` Conservatives to Force Companies to Disclose their True Owners Does this Include Blind Trusts '

#AceFinanceNews – BRITAIN – April 21 – Companies will be forced to list their true owners on a public register in a bid to combat tax evasion and money-laundering, Vince Cable has said.

The business secretary said the list, which could be used by tax authorities, would tackle the “darker side of capitalism”.

The plans follow concerns that opaque UK corporate structures can be used to channel or hide illicit funds.

Campaigners called it an “historic step” in the fight against corruption.

‘Smoke and mirrors’
“For consumers, investors and the wider public to really trust a company they need to know who is really in charge,” said Mr Cable.

“This is why I’m making sure we take tough action tackling the darker side of capitalism and the smoke and mirrors which have existed for too long.

“No longer will UK companies be able to use complex structures and trails of paperwork to hide information and keep the public in the dark.”

The new rules, which need parliamentary approval, would force UK-registered firms to give details of anyone with an interest in more than 25% of its shares or voting rights.

These details, held by Companies House, would need to be updated every year.

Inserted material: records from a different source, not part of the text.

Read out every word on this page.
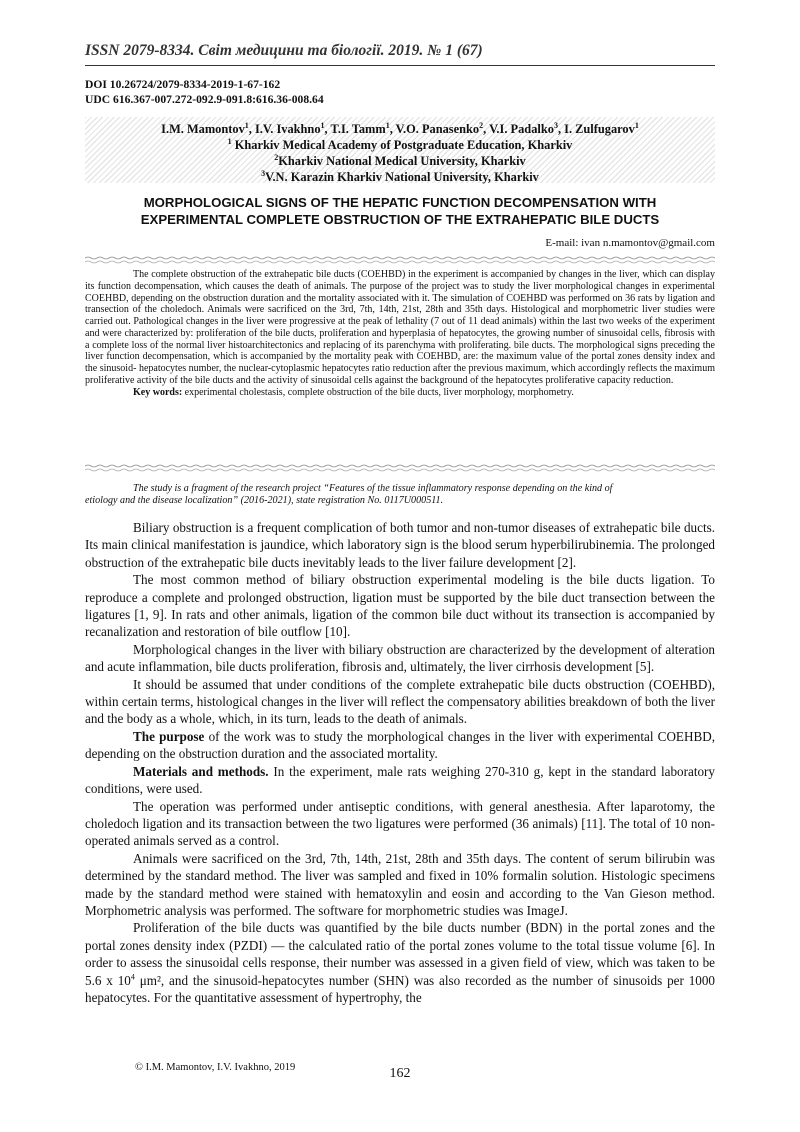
ISSN 2079-8334. Світ медицини та біології. 2019. № 1 (67)
DOI 10.26724/2079-8334-2019-1-67-162
UDC 616.367-007.272-092.9-091.8:616.36-008.64
I.M. Mamontov$^1$, I.V. Ivakhno$^1$, T.I. Tamm$^1$, V.O. Panasenko$^2$, V.I. Padalko$^3$, I. Zulfugarov$^1$
$^1$ Kharkiv Medical Academy of Postgraduate Education, Kharkiv
$^2$Kharkiv National Medical University, Kharkiv
$^3$V.N. Karazin Kharkiv National University, Kharkiv
MORPHOLOGICAL SIGNS OF THE HEPATIC FUNCTION DECOMPENSATION WITH
EXPERIMENTAL COMPLETE OBSTRUCTION OF THE EXTRAHEPATIC BILE DUCTS
E-mail: ivan n.mamontov@gmail.com

The complete obstruction of the extrahepatic bile ducts (COEHBD) in the experiment is accompanied by changes in the liver, which can display its function decompensation, which causes the death of animals. The purpose of the project was to study the liver morphological changes in experimental COEHBD, depending on the obstruction duration and the mortality associated with it. The simulation of COEHBD was performed on 36 rats by ligation and transection of the choledoch. Animals were sacrificed on the 3rd, 7th, 14th, 21st, 28th and 35th days. Histological and morphometric liver studies were carried out. Pathological changes in the liver were progressive at the peak of lethality (7 out of 11 dead animals) within the last two weeks of the experiment and were characterized by: proliferation of the bile ducts, proliferation and hyperplasia of hepatocytes, the growing number of sinusoidal cells, fibrosis with a complete loss of the normal liver histoarchitectonics and replacing of its parenchyma with proliferating. bile ducts. The morphological signs preceding the liver function decompensation, which is accompanied by the mortality peak with COEHBD, are: the maximum value of the portal zones density index and the sinusoid- hepatocytes number, the nuclear-cytoplasmic hepatocytes ratio reduction after the previous maximum, which accordingly reflects the maximum proliferative activity of the bile ducts and the activity of sinusoidal cells against the background of the hepatocytes proliferative capacity reduction.

Key words: experimental cholestasis, complete obstruction of the bile ducts, liver morphology, morphometry.
The study is a fragment of the research project “Features of the tissue inflammatory response depending on the kind of
etiology and the disease localization” (2016-2021), state registration No. 0117U000511.

Biliary obstruction is a frequent complication of both tumor and non-tumor diseases of extrahepatic bile ducts. Its main clinical manifestation is jaundice, which laboratory sign is the blood serum hyperbilirubinemia. The prolonged obstruction of the extrahepatic bile ducts inevitably leads to the liver failure development [2].

The most common method of biliary obstruction experimental modeling is the bile ducts ligation. To reproduce a complete and prolonged obstruction, ligation must be supported by the bile duct transection between the ligatures [1, 9]. In rats and other animals, ligation of the common bile duct without its transection is accompanied by recanalization and restoration of bile outflow [10].

Morphological changes in the liver with biliary obstruction are characterized by the development of alteration and acute inflammation, bile ducts proliferation, fibrosis and, ultimately, the liver cirrhosis development [5].

It should be assumed that under conditions of the complete extrahepatic bile ducts obstruction (COEHBD), within certain terms, histological changes in the liver will reflect the compensatory abilities breakdown of both the liver and the body as a whole, which, in its turn, leads to the death of animals.

The purpose of the work was to study the morphological changes in the liver with experimental COEHBD, depending on the obstruction duration and the associated mortality.

Materials and methods. In the experiment, male rats weighing 270-310 g, kept in the standard laboratory conditions, were used.

The operation was performed under antiseptic conditions, with general anesthesia. After laparotomy, the choledoch ligation and its transaction between the two ligatures were performed (36 animals) [11]. The total of 10 non-operated animals served as a control.

Animals were sacrificed on the 3rd, 7th, 14th, 21st, 28th and 35th days. The content of serum bilirubin was determined by the standard method. The liver was sampled and fixed in 10% formalin solution. Histologic specimens made by the standard method were stained with hematoxylin and eosin and according to the Van Gieson method. Morphometric analysis was performed. The software for morphometric studies was ImageJ.

Proliferation of the bile ducts was quantified by the bile ducts number (BDN) in the portal zones and the portal zones density index (PZDI) — the calculated ratio of the portal zones volume to the total tissue volume [6]. In order to assess the sinusoidal cells response, their number was assessed in a given field of view, which was taken to be 5.6 x $10^4$ μm², and the sinusoid-hepatocytes number (SHN) was also recorded as the number of sinusoids per 1000 hepatocytes. For the quantitative assessment of hypertrophy, the

© I.M. Mamontov, I.V. Ivakhno, 2019	162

Definition of Blind Trusts:

A blind trust is a trust in which the fiduciaries, namely the trustees or those who have been given power of attorney, have full discretion over the assets, and the trust beneficiaries have no knowledge of the holdings of the trust and no right to intervene in their handling.

Blind trusts are generally used when a settlor (sometimes called a trustor or donor) wishes to keep the beneficiary unaware of the specific assets in the trust, such as to avoid conflict of interest between the beneficiary and the investments.

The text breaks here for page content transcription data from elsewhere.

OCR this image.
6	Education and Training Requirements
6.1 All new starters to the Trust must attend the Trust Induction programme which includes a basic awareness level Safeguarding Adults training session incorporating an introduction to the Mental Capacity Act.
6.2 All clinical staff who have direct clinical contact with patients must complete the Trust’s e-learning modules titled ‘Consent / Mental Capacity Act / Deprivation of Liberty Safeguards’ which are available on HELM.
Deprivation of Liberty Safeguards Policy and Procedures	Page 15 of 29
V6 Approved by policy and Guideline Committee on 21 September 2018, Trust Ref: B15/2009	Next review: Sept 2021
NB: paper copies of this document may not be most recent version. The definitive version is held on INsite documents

Politicians or others in sensitive positions often place their personal assets (including investment income) into blind trusts, to avoid public scrutiny and accusations of conflicts of interest when they direct government funds to the private sector.

A blind trust is often used with those who have come across a fortune within a short period of time (e.g. an inheritance, or a multimillion lottery) in order to keep their identity anonymous to the public.